A bill co-written by Sen. Bob Corker that would grant President Barack Obama authorization for a U.S. military strike in Syria was approved by the Senate Foreign Relations Committee Wednesday, sending it to a full Senate vote in the coming days.
Corker, the ranking Republican on the committee, drafted the resolution with Sen. Robert Menendez, D-N.J., who is chairman of the group. It was approved in a 10-7 vote, which showed nearly as much bipartisan support as it did opposition.
Corker was one of three Republican senators to support the resolution, along with Sens. John McCain and Jeff Flake, both R-Ariz. Senators voting no were two Democrats and four Republicans.
The bill would authorize Obama to use force against the regime of Syrian President Bashar al-Assad for 60 days, with a one-time extension of 30 days if extraordinary circumstances prevented goals of a U.S. intervention from being met. It also prohibits the use of U.S. troops on the ground in Syria and would require the White House to provide a detailed plan of support for "vetted, moderate" opposition groups.

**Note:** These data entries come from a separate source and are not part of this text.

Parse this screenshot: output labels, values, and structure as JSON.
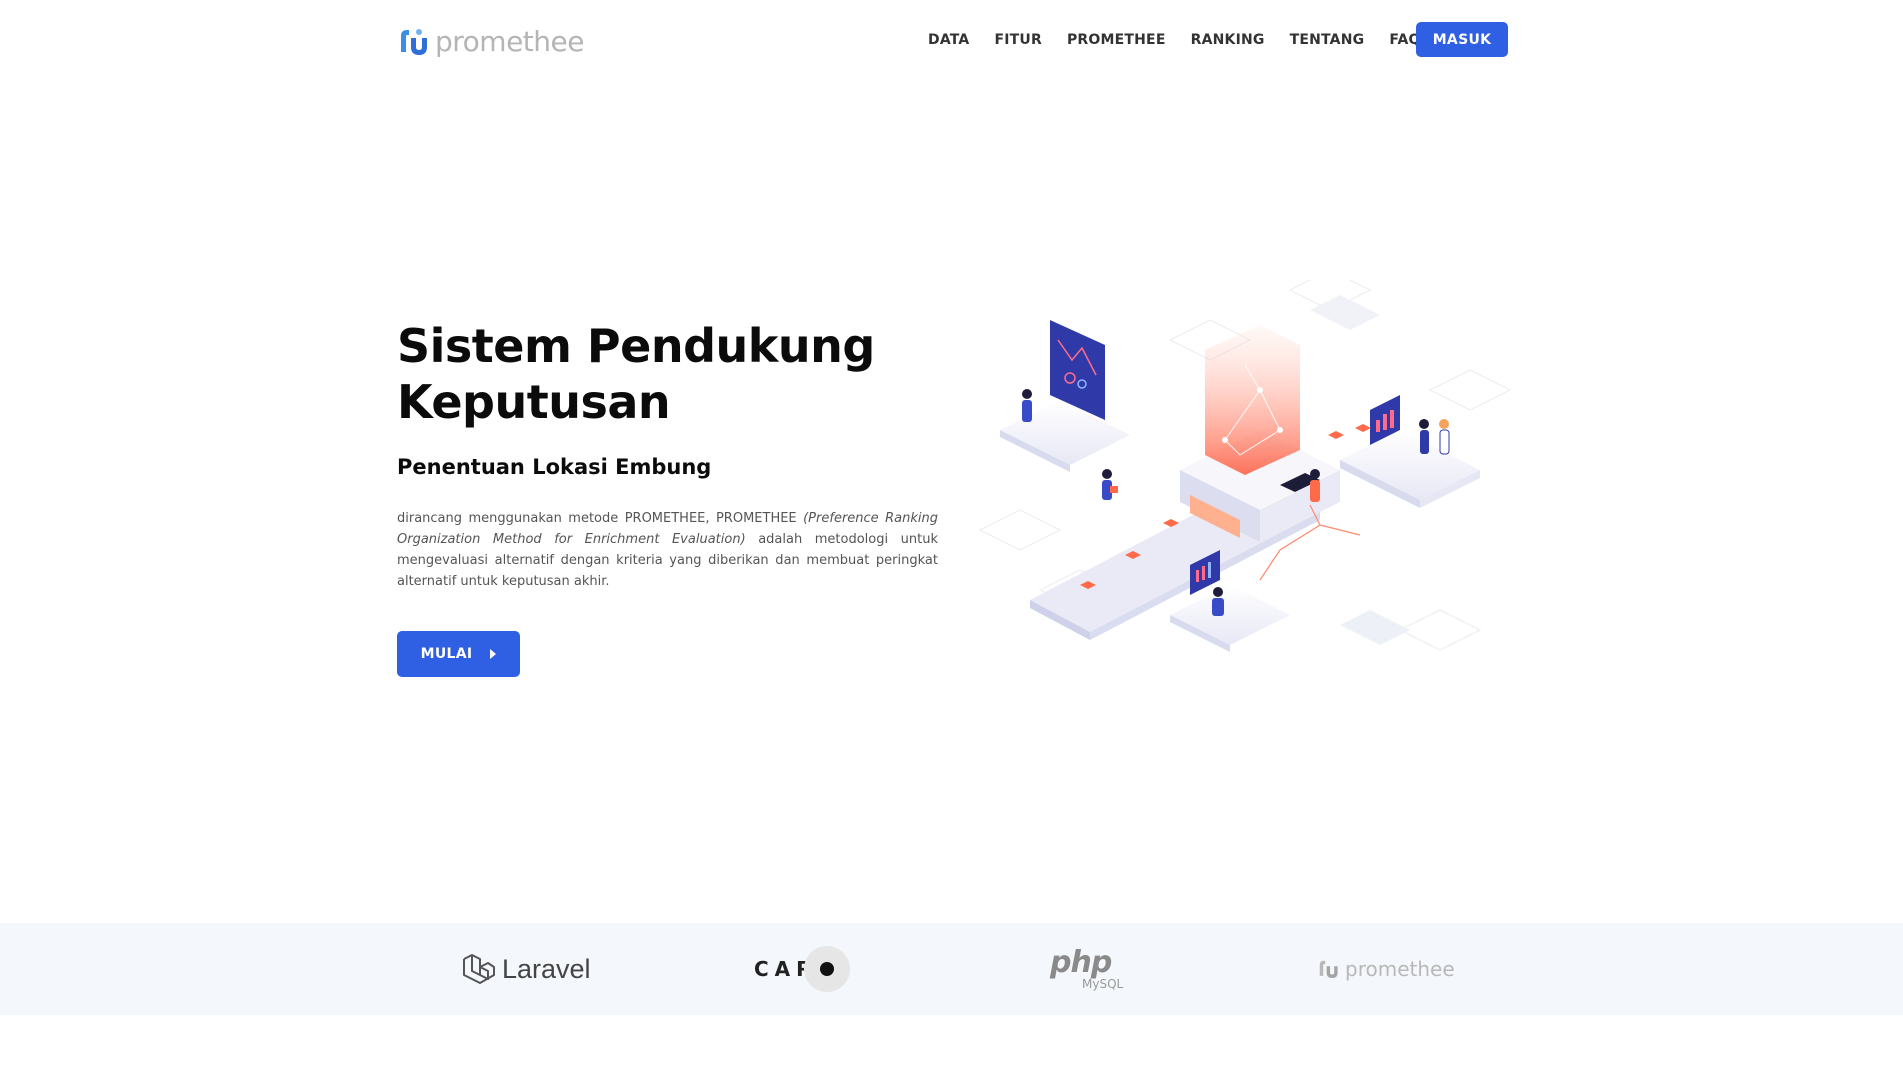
{
  "brand": {
    "name": "promethee"
  },
  "nav": {
    "items": [
      {
        "label": "DATA"
      },
      {
        "label": "FITUR"
      },
      {
        "label": "PROMETHEE"
      },
      {
        "label": "RANKING"
      },
      {
        "label": "TENTANG"
      },
      {
        "label": "FAQ"
      }
    ],
    "login_label": "MASUK"
  },
  "hero": {
    "title": "Sistem Pendukung Keputusan",
    "subtitle": "Penentuan Lokasi Embung",
    "desc_pre": "dirancang menggunakan metode PROMETHEE, PROMETHEE ",
    "desc_italic": "(Preference Ranking Organization Method for Enrichment Evaluation)",
    "desc_post": " adalah metodologi untuk mengevaluasi alternatif dengan kriteria yang diberikan dan membuat peringkat alternatif untuk keputusan akhir.",
    "cta_label": "MULAI"
  },
  "partners": {
    "laravel": "Laravel",
    "carto": "CART",
    "php": "php",
    "php_sub": "MySQL",
    "promethee": "promethee"
  },
  "colors": {
    "primary": "#2f5fe3",
    "strip_bg": "#f4f7fb",
    "accent_orange": "#ff6b4a"
  },
  "icons": {
    "brand_logo": "promethee-logo-icon",
    "cta": "caret-right-icon",
    "laravel": "laravel-logo-icon"
  }
}
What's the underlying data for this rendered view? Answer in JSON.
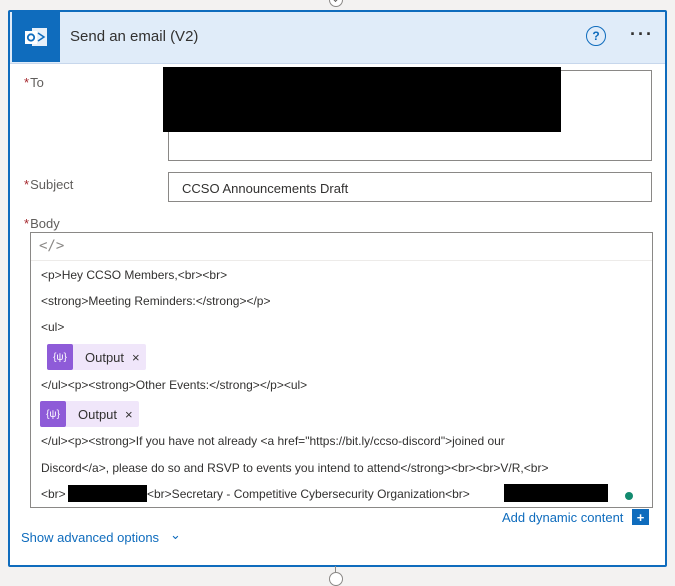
{
  "header": {
    "app_icon": "outlook-icon",
    "title": "Send an email (V2)",
    "help_icon": "help-icon",
    "more_icon": "more-icon",
    "help_glyph": "?",
    "more_glyph": "···"
  },
  "fields": {
    "required_mark": "*",
    "to_label": "To",
    "subject_label": "Subject",
    "subject_value": "CCSO Announcements Draft",
    "body_label": "Body"
  },
  "body": {
    "code_view_icon": "code-icon",
    "code_glyph": "</>",
    "lines": [
      "<p>Hey CCSO Members,<br><br>",
      "<strong>Meeting Reminders:</strong></p>",
      "<ul>",
      "</ul><p><strong>Other Events:</strong></p><ul>",
      "</ul><p><strong>If you have not already <a href=\"https://bit.ly/ccso-discord\">joined our",
      "Discord</a>, please do so and RSVP to events you intend to attend</strong><br><br>V/R,<br>",
      "<br>",
      "<br>Secretary - Competitive Cybersecurity Organization<br>"
    ],
    "tokens": [
      {
        "label": "Output",
        "icon_glyph": "{ψ}",
        "remove": "×"
      },
      {
        "label": "Output",
        "icon_glyph": "{ψ}",
        "remove": "×"
      }
    ]
  },
  "footer": {
    "add_dynamic": "Add dynamic content",
    "add_glyph": "+",
    "show_advanced": "Show advanced options",
    "chevron": "⌄"
  }
}
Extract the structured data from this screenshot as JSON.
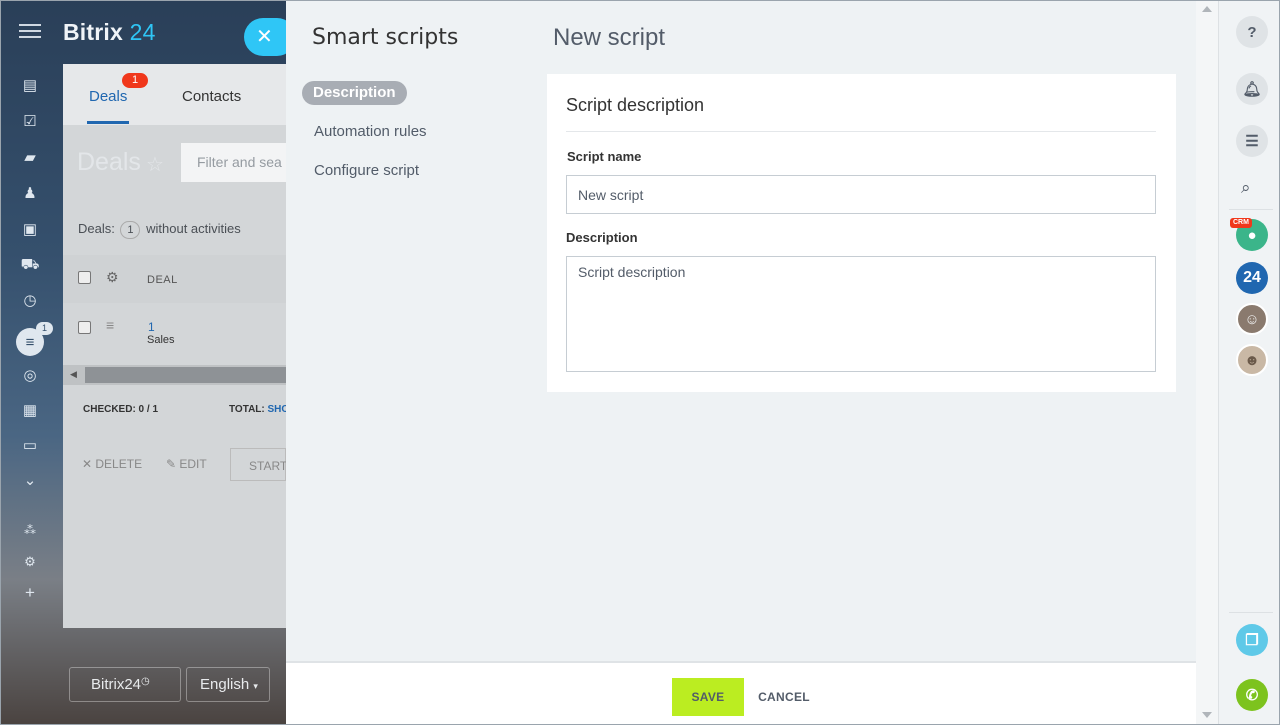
{
  "background": {
    "logo": {
      "name": "Bitrix",
      "num": "24"
    },
    "crm_tabs": {
      "deals": "Deals",
      "deals_badge": "1",
      "contacts": "Contacts"
    },
    "deals_title": "Deals",
    "filter_placeholder": "Filter and sea",
    "counter": {
      "prefix": "Deals:",
      "count": "1",
      "suffix": "without activities"
    },
    "grid": {
      "column_deal": "DEAL",
      "row_id": "1",
      "row_stage": "Sales"
    },
    "checked": "CHECKED: 0 / 1",
    "total_label": "TOTAL:",
    "total_link": "SHO",
    "actions": {
      "delete": "DELETE",
      "edit": "EDIT",
      "start": "START"
    },
    "bottom": {
      "brand": "Bitrix24",
      "language": "English"
    },
    "left_menu_badge": "1"
  },
  "slider": {
    "title": "Smart scripts",
    "nav": [
      {
        "label": "Description"
      },
      {
        "label": "Automation rules"
      },
      {
        "label": "Configure script"
      }
    ],
    "page_heading": "New script",
    "card": {
      "title": "Script description",
      "name_label": "Script name",
      "name_value": "New script",
      "description_label": "Description",
      "description_placeholder": "Script description"
    },
    "footer": {
      "save": "SAVE",
      "cancel": "CANCEL"
    }
  },
  "right_bar": {
    "help": "?",
    "crm_badge": "CRM",
    "b24_label": "24"
  },
  "colors": {
    "accent": "#2fc6f6",
    "save_button": "#bbed21",
    "link_blue": "#2067b0",
    "badge_red": "#f0371b"
  }
}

Following the vote, Corker said he hoped the full Senate would have an open debate on the authorization. The senator and former Chattanooga mayor also said he hoped the bill as written would provide a structure to prevent the U.S. from becoming "mired down" in another Middle East war.
"None of us want the U.S. mired down in another conflict, so the committee has significantly limited the president's original authorization while still providing for an appropriate use of force in response to Assad's use of chemical weapons," Corker said in a news release. "It prevents boots on the ground, limits the duration of any military action and requires a progress report on the administration's overall Syria policy. As we now move to the full Senate, the American people deserve a full and open debate about U.S. interests in Syria."
The bill now goes to the Senate, where its fate is less certain. Corker's colleague from Tennessee, Sen. Lamar Alexander, has expressed hesitation on backing an authorization and was quoted at an event in Lebanon by Nashville news station WKRN as saying he had not yet made up his mind.
"I don't see any kind of clarity yet," he said.